Rio de Janeiro - Já dividi esse espaço aqui, no jornal “O Dia”, com grandes jornalistas. Entre eles, Jaguar, Luís Pimentel e Aldir Blanc.
Sim, ele mesmo, Aldir Blanc, o poeta, músico e compositor de muitas das mais belas canções da MPB.
Não vou falar aqui do autor de “Kid Cavaquinho”, “Dois pra lá dois pra cá” e “O Bêbado e o Equilibrista”, pois sei que o compositor dispensa apresentações.
Vou falar do Proust de Vila Isabel - epiteto que Aldir recebeu do Jaguar, nos anos 70, graças a sua habilidades com as palavras - jornalista, escritor e cronista dos mais respeitados da crônica brasileira.
Nascido no Estácio, na rua Pedreira, aos três anos mudou-se para Vila Isabel e depois para o bairro da Muda, na Tijuca, Rio de Janeiro.
Aldir era médico psiquiatra. Um dia, deu um pé na bunda de Freud, Jung e Lacan e mergulhou no mundo da boemia, da prosa e da poesia.
Melhor para nós.
Publicou vários livros, entre os quais "Rua dos Artistas e Arredores", 1978; "Porta de tinturaria", 1981; "Brasil passado a sujo", 1993; "Vila Isabel - Inventário de infância", 1996 e "Um cara bacana na 19ª", 1996), entre outros.
Alguns foram relançados pela Mórula - com primorosas capas desenhadas pelo cartunista Allan Sieber - recentemente, quando Aldir fez 70 anos.
Aldir é culto. Leitor compulsivo, lê mais do que houve música. Lê e guarda tudo. Escreveu crônicas para os jornais “Pasquim”, “O Dia”, "O Estado de São Paulo" e “O Globo”, “Jornal do Brasil” e revista “Bundas”.
Num depoimento para o jornal “O Globo”, como parte das comemorações dos seus 70 anos, respondendo a neta Milena, ele disse: Uma vez, como psiquiatra, fui a um congresso e um senhor defendeu que não se podia fazer medicina, e especificamente psiquiatria, sem cultura. Ele foi vaiado. Quando acabou, fui dar um abraço nele. Acho que isso é rigorosamente verdadeiro. Quanto mais culto for o médico, melhor ele será”.
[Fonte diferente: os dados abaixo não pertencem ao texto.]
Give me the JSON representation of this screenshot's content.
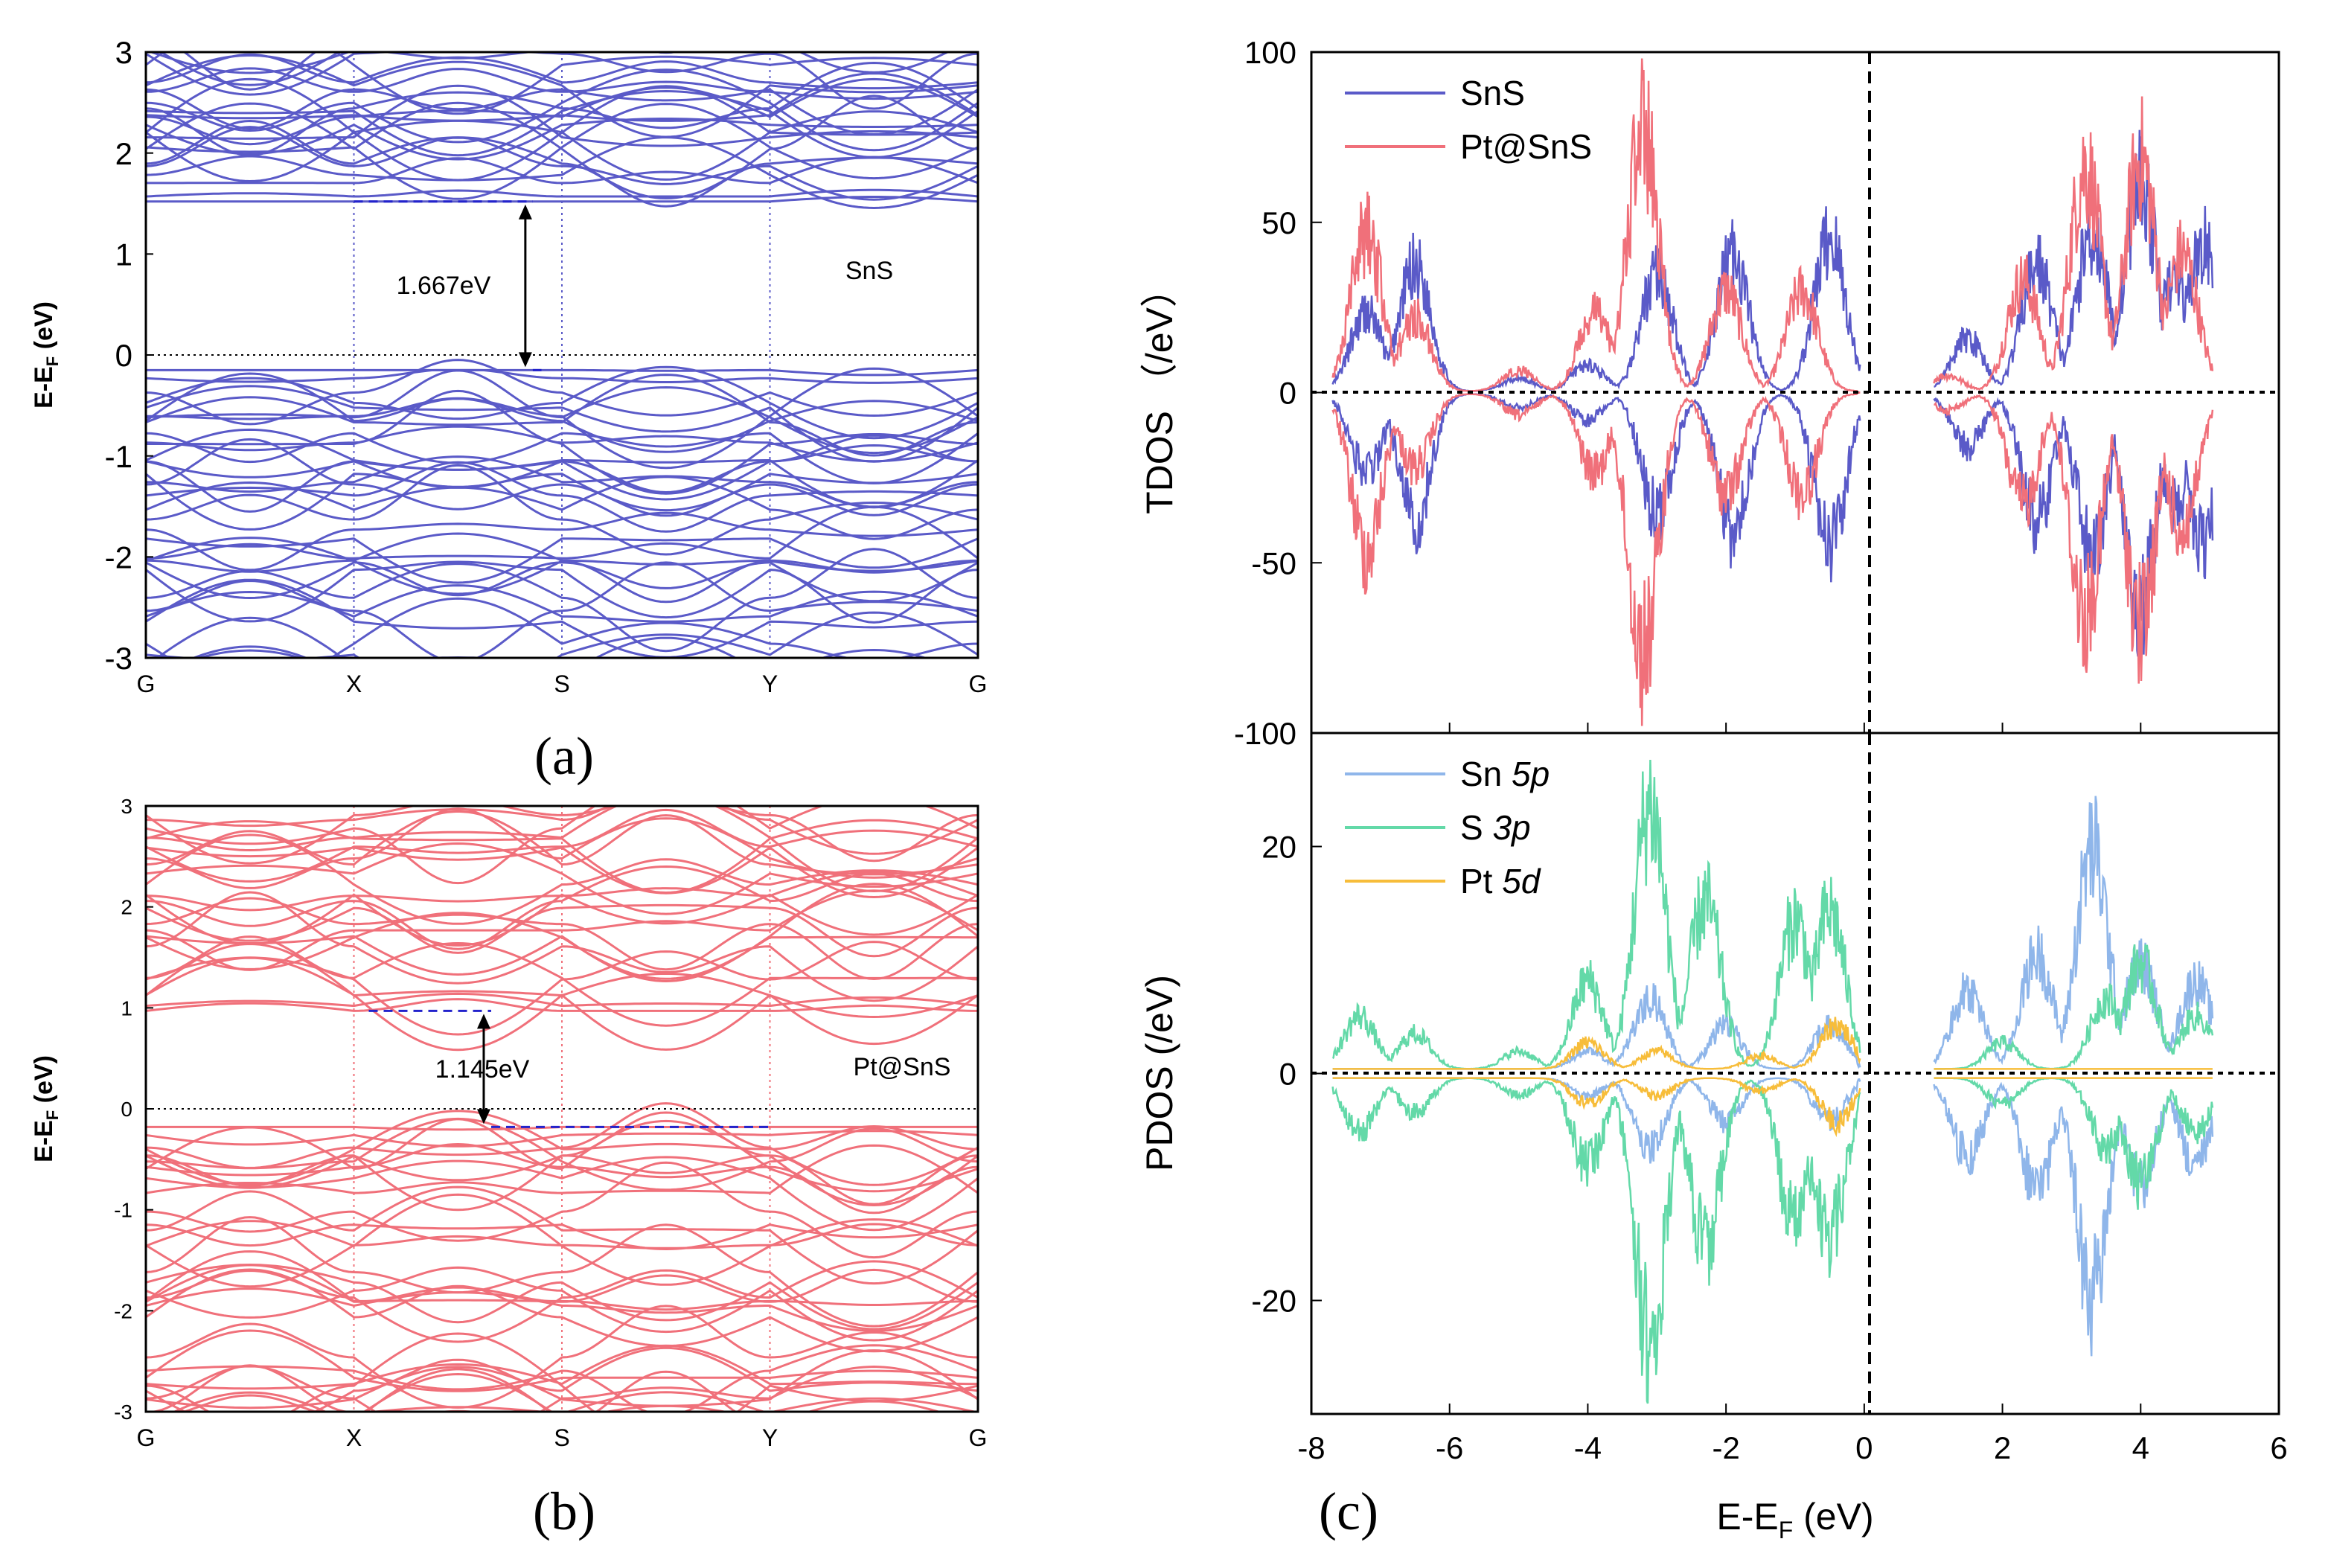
{
  "panel_labels": {
    "a": "(a)",
    "b": "(b)",
    "c": "(c)"
  },
  "colors": {
    "sns": "#5a5ac8",
    "pt_sns": "#f0707a",
    "sn5p": "#8fb6ea",
    "s3p": "#63d9a8",
    "pt5d": "#f7bd3a"
  },
  "chart_data": [
    {
      "id": "a",
      "type": "line",
      "subtype": "band-structure",
      "ylabel": "E-E_F (eV)",
      "ylim": [
        -3,
        3
      ],
      "yticks": [
        "-3",
        "-2",
        "-1",
        "0",
        "1",
        "2",
        "3"
      ],
      "kpoints": [
        "G",
        "X",
        "S",
        "Y",
        "G"
      ],
      "material_label": "SnS",
      "gap_label": "1.667eV",
      "vbm": -0.15,
      "cbm": 1.52,
      "color": "#5a5ac8"
    },
    {
      "id": "b",
      "type": "line",
      "subtype": "band-structure",
      "ylabel": "E-E_F (eV)",
      "ylim": [
        -3,
        3
      ],
      "yticks": [
        "-3",
        "-2",
        "-1",
        "0",
        "1",
        "2",
        "3"
      ],
      "kpoints": [
        "G",
        "X",
        "S",
        "Y",
        "G"
      ],
      "material_label": "Pt@SnS",
      "gap_label": "1.145eV",
      "vbm": -0.18,
      "cbm": 0.97,
      "color": "#f0707a"
    },
    {
      "id": "c-top",
      "type": "line",
      "subtype": "density-of-states",
      "ylabel": "TDOS （/eV）",
      "xlim": [
        -8,
        6
      ],
      "ylim": [
        -100,
        100
      ],
      "yticks": [
        "-100",
        "-50",
        "0",
        "50",
        "100"
      ],
      "legend_position": "top-left",
      "series": [
        {
          "name": "SnS",
          "color": "#5a5ac8",
          "peaks": [
            [
              -7.2,
              30
            ],
            [
              -6.5,
              48
            ],
            [
              -5.0,
              5
            ],
            [
              -4.0,
              10
            ],
            [
              -3.0,
              45
            ],
            [
              -1.9,
              52
            ],
            [
              -0.5,
              58
            ],
            [
              1.5,
              20
            ],
            [
              2.5,
              48
            ],
            [
              3.3,
              60
            ],
            [
              4.0,
              80
            ],
            [
              4.5,
              42
            ],
            [
              4.9,
              55
            ]
          ]
        },
        {
          "name": "Pt@SnS",
          "color": "#f0707a",
          "peaks": [
            [
              -7.2,
              60
            ],
            [
              -6.5,
              28
            ],
            [
              -5.0,
              8
            ],
            [
              -3.9,
              30
            ],
            [
              -3.2,
              98
            ],
            [
              -2.0,
              38
            ],
            [
              -0.9,
              38
            ],
            [
              1.2,
              6
            ],
            [
              2.3,
              42
            ],
            [
              3.2,
              85
            ],
            [
              4.0,
              88
            ],
            [
              4.6,
              52
            ]
          ]
        }
      ]
    },
    {
      "id": "c-bottom",
      "type": "line",
      "subtype": "density-of-states",
      "xlabel": "E-E_F (eV)",
      "ylabel": "PDOS (/eV)",
      "xlim": [
        -8,
        6
      ],
      "ylim": [
        -30,
        30
      ],
      "xticks": [
        "-8",
        "-6",
        "-4",
        "-2",
        "0",
        "2",
        "4",
        "6"
      ],
      "yticks": [
        "-20",
        "0",
        "20"
      ],
      "legend_position": "top-left",
      "series": [
        {
          "name_prefix": "Sn ",
          "name_orbital": "5p",
          "color": "#8fb6ea",
          "peaks": [
            [
              -4.0,
              2
            ],
            [
              -3.1,
              8
            ],
            [
              -2.0,
              5
            ],
            [
              -0.5,
              5
            ],
            [
              1.5,
              9
            ],
            [
              2.5,
              13
            ],
            [
              3.3,
              25
            ],
            [
              4.0,
              12
            ],
            [
              4.8,
              10
            ]
          ]
        },
        {
          "name_prefix": "S ",
          "name_orbital": "3p",
          "color": "#63d9a8",
          "peaks": [
            [
              -7.3,
              6
            ],
            [
              -6.5,
              4
            ],
            [
              -5.0,
              2
            ],
            [
              -4.0,
              10
            ],
            [
              -3.1,
              30
            ],
            [
              -2.3,
              19
            ],
            [
              -1.0,
              17
            ],
            [
              -0.5,
              18
            ],
            [
              2.0,
              3
            ],
            [
              3.5,
              8
            ],
            [
              4.0,
              12
            ],
            [
              4.8,
              6
            ]
          ]
        },
        {
          "name_prefix": "Pt ",
          "name_orbital": "5d",
          "color": "#f7bd3a",
          "peaks": [
            [
              -4.0,
              3
            ],
            [
              -3.0,
              2
            ],
            [
              -1.5,
              1.5
            ],
            [
              -0.4,
              5
            ]
          ]
        }
      ]
    }
  ]
}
O cronista que parecia escrever crônicas com tanta facilidade, tinha enorme dificuldade para escrever um romance longo. Até tentou.
Em 1998, a convite da editora Luciana Villas Boas chegou a escrever várias páginas de um romance policial passado na Muda, mas o projeto não foi adiante.
“De vez em quando, releio, reescrevo. Tem trechos muito bons, mas aí entra a falta de confiança para um projeto de maior amplitude. Eu leio e penso “tem um livro aqui”, mas a coisa não desencana. Sempre fui meio reticente, acho que tenho o que Ivan Lessa chamava de “fôlego curto”. Meu negócio é letra, crônica. Sofro muito com textos longos”, disse.
Outro projeto que ficou pelo caminho, foi um roteiro para o cinema. Aldir começou a escrever um argumento para uma ideia do cineasta mineiro Schubert Magalhães: era a história de um sujeito que controlava o correio da cidade mineira de Mariana e, a partir daí, manipulava as cartas e ia atrás das mulheres da cidade para estuprar e matar. Fizeram um trabalho muito bom mas Shubert teve que voltar para Minas e lá morreu do coração. O roteiro nunca foi terminado.
Dorival Caymmi dizia que “todo mundo é carioca, mas Aldir Blanc é carioca mesmo”. Carioca, salgueirense e vascaíno. Aldir era frequentador assíduo dos blocos carnavalescos “Simpatia é quase amor” - batizado por ele - e “Nem Muda Nem Sai de Cima”.
Outra paixão do cronista era o “Bar da Maria”, perto da sua casa, na Muda e o "Bip-Bip", em Copacabana, reduto da boa MPB, comandado pelo saudoso amigo Alfredinho.
Hoje, Aldir não bebe mais. Desde que descobriu que era diabético, em 2010, parou com a bebida.
“Devo confessar que sinto uma falta danada da cerveja e do meu “mordomo”, o ilustre Sir Jack Daniel´s. Infelizmente, beber dá uma puta taquicardia. Não é mais a mesma coisa. Paciência” , disse.
Pior para a bebida, que se viu privada da companhia do genial Aldir.
*Aldir Blanc morreu no dia 4 de maio, de 2020, aos 73 anos. Com infecção generalizada em decorrência do novo Coronavírus.